Il s’indigne aujourd’hui de l’instrumentalisation d’une partie de la justice
Il se dit victime de la partialité des juges ;
Il se dresse sur ses ergots pour crier à l’acharnement et se révolte contre les écoutes téléphoniques.
 
 
Aurait-il oublié comment ses hommes ont corrompu les juges HOUYVET, KRETOWICZ, PERNOLLET du TGI de Senlis ?
 
Aurait-il enfoui toutes les traces des délits et crimes perpétrés par ses amis chasseurs veneurs depuis vingt ans, depuis le temps où il était à l’Intérieur ?
 
 
Aurait-il écarté d’un revers de main tout vestige du réseau maffieux qui opère en sa faveur pour effacer toutes traces des délits couverts par les procureurs successifs à sa solde et à celle de son parti ?
 
Courte mémoire que celle de Nicolas SARKOZY d’un temps où il fut au Budget.
 
La fonction suprême tant convoitée valait bien la transgression des lois, la négation de l’Etat de droit, les écoutes clandestines de ses oreilles à l’Intérieur, la corruption avérée des juges à la botte de son pouvoir.
 
Juste retour de choses.
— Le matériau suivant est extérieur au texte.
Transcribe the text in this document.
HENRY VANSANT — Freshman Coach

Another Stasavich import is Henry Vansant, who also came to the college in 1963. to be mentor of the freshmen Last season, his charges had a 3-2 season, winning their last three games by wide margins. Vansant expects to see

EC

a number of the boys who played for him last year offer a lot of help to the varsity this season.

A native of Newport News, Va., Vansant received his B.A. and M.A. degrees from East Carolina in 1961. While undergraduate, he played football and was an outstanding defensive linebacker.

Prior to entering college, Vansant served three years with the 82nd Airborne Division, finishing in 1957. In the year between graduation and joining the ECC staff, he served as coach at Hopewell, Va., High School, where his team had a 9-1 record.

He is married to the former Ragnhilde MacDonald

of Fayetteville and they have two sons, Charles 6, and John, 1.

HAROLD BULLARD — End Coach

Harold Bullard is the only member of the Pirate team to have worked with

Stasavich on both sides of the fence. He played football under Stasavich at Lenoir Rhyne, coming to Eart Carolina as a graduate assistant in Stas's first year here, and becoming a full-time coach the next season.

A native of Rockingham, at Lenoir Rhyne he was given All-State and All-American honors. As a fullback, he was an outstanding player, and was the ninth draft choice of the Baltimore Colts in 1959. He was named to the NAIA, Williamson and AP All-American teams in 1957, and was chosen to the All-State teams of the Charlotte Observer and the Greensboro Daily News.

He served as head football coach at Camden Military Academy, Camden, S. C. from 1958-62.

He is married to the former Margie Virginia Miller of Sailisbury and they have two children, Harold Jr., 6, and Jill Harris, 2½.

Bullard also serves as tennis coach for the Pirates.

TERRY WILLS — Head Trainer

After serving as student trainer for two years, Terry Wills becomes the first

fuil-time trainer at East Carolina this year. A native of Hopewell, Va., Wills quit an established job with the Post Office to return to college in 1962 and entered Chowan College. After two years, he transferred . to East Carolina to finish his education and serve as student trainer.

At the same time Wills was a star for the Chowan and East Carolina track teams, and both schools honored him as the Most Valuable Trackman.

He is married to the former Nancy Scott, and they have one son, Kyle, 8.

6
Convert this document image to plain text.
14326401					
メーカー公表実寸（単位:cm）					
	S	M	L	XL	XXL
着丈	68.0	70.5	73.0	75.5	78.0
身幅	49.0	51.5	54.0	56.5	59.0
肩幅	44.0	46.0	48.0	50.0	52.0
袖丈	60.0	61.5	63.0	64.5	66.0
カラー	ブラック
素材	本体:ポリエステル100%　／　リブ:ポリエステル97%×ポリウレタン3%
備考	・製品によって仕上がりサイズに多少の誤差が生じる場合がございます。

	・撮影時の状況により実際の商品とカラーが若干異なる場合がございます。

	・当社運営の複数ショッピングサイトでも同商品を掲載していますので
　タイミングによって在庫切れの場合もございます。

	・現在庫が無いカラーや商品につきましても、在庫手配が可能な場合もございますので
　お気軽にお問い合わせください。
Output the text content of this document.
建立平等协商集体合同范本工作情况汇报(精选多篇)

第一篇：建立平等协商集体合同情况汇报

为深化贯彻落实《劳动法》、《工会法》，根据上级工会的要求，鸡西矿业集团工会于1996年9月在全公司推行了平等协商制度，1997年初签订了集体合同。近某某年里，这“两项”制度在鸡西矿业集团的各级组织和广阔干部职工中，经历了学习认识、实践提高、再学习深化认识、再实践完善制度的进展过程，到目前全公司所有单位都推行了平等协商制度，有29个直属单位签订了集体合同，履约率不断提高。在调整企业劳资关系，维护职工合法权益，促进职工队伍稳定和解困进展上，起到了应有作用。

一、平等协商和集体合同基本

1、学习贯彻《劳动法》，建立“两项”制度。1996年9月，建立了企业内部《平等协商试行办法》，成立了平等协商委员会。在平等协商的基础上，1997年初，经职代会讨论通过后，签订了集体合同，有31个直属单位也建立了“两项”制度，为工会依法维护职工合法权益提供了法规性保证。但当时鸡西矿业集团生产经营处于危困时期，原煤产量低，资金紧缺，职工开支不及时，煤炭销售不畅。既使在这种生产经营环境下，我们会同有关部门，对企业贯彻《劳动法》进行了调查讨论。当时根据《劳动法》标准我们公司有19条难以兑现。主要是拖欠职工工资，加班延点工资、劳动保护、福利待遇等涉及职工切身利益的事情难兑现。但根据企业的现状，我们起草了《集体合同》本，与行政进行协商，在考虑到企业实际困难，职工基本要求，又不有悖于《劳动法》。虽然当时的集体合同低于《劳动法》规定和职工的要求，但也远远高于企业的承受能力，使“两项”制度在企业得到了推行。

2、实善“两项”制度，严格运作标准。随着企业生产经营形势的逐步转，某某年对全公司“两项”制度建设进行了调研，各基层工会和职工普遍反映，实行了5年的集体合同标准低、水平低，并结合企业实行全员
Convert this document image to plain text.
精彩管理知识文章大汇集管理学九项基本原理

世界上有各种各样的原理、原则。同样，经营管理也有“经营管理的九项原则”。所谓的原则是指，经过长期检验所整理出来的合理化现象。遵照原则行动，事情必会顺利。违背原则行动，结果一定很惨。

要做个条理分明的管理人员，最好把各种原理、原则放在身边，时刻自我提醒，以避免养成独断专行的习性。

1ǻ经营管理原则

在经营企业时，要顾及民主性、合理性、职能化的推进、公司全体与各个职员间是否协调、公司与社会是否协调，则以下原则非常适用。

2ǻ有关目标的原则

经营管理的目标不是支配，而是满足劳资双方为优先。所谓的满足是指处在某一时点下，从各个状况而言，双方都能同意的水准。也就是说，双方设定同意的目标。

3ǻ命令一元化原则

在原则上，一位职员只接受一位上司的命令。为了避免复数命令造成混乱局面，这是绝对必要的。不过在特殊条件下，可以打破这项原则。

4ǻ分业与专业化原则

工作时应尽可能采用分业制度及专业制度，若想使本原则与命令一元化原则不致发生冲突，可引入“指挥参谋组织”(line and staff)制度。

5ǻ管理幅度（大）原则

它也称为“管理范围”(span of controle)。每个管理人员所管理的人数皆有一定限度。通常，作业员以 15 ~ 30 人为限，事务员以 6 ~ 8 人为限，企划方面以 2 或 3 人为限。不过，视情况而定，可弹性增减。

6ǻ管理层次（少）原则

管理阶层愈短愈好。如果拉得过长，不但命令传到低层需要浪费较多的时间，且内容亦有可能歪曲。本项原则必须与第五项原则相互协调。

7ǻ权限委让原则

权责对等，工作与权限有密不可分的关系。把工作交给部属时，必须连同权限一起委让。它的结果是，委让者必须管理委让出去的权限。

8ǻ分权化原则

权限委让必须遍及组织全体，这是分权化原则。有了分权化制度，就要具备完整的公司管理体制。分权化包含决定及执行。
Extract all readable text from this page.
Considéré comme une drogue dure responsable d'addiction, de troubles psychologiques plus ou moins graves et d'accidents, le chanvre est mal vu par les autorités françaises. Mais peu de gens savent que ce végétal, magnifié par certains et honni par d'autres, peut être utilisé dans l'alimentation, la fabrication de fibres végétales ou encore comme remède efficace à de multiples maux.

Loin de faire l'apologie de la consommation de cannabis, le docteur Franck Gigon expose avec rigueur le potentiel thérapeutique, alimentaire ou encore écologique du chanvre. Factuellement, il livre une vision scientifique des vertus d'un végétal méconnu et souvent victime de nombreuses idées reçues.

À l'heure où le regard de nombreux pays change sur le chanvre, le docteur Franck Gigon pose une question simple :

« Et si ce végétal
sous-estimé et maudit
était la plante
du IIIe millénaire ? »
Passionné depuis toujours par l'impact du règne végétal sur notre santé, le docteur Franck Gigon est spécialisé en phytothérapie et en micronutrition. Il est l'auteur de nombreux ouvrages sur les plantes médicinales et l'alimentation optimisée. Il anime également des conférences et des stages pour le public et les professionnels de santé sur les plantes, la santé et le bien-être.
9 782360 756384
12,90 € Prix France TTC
Oubliant que l’on ne récolte que ce qu’on sème, il reçoit aujourd’hui le juste salaire de ce qu’il fit hier porté par l’ambition aveugle d’un nain politique qui se croyait géant, homme providence des temps modernes au service de la seule ambition qui l’anime : l’enivrant exercice du pouvoir à n’importe quel prix.